Une vie d’exil, mais pas de défaite
Concernant la vie de Duarte durant son exil, Gómez précise qu’elle fut difficile, comme celle de tout homme contraint de quitter son pays contre sa volonté. Toutefois, il rejette l’idée que Duarte aurait vécu dans la défaite ou dans une pauvreté extrême.
Les Trinitaires
“C’est une erreur de le présenter comme un homme vaincu, pauvre et limité, car il savait faire du commerce. Sa famille vivait dignement : ils possédaient des biens immobiliers, habitaient dans le centre de Caracas, et leur richesse était telle qu’il vendit certains biens pour revenir au pays après l’annexion à l’Espagne”, précise Gómez.
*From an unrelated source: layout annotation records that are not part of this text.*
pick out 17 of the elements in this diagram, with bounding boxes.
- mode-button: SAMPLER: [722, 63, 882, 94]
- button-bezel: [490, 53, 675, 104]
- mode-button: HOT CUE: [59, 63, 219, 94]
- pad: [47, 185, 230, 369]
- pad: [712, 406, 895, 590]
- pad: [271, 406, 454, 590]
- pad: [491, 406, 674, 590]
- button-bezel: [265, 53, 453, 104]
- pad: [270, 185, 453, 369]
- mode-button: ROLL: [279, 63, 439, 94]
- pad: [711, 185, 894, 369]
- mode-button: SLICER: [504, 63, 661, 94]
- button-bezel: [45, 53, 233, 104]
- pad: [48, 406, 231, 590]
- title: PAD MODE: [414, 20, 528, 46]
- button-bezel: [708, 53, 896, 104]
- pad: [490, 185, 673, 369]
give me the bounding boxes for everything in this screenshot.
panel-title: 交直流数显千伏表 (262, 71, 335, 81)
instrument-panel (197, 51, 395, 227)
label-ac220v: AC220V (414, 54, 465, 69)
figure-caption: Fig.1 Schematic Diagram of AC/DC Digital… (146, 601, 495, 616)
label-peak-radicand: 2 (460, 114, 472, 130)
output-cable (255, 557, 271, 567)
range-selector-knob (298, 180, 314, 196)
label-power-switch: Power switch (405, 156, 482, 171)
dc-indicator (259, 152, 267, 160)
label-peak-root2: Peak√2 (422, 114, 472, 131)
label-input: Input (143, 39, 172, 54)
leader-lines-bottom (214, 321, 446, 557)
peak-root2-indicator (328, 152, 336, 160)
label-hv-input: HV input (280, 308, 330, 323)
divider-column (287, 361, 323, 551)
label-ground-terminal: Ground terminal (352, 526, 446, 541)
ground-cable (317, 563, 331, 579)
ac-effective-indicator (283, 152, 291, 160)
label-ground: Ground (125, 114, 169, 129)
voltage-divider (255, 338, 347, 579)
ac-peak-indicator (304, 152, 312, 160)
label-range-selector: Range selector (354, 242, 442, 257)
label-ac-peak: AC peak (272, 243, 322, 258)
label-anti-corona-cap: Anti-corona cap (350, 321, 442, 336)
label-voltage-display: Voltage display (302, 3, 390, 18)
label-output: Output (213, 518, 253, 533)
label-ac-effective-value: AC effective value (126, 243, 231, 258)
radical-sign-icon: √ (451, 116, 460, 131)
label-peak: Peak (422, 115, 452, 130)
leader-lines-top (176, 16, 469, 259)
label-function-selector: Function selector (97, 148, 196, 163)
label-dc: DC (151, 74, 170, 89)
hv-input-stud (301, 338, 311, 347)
Il indique toutefois que peu de choses sont connues de cette période de sa vie, notamment entre 1848 et 1860. Sa sœur, Rosa Duarte, écrivait dans ses Notes qu’il “avait passé douze ans à voyager à travers l’intérieur du Venezuela”. Selon l’historien José Gabriel García, Duarte s’engagea dans le commerce le long des côtes orientales du pays, s’aventurant en amont du fleuve Orénoque et du Negro, jusqu’aux frontières du Brésil.
Plusieurs récits évoquent même qu’en 1857, un missionnaire portugais, identifié comme Sangenhí, aurait rencontré Duarte au Rio Negro, affluent de l’Amazone, et l’aurait conduit à San Fernando de Apure. D’autres historiens pensent qu’en 1859, Duarte aurait appris la mort de sa mère, Manuela Díez, survenue en décembre 1858, ainsi que la proclamation d’une amnistie en 1848, par décret présidentiel.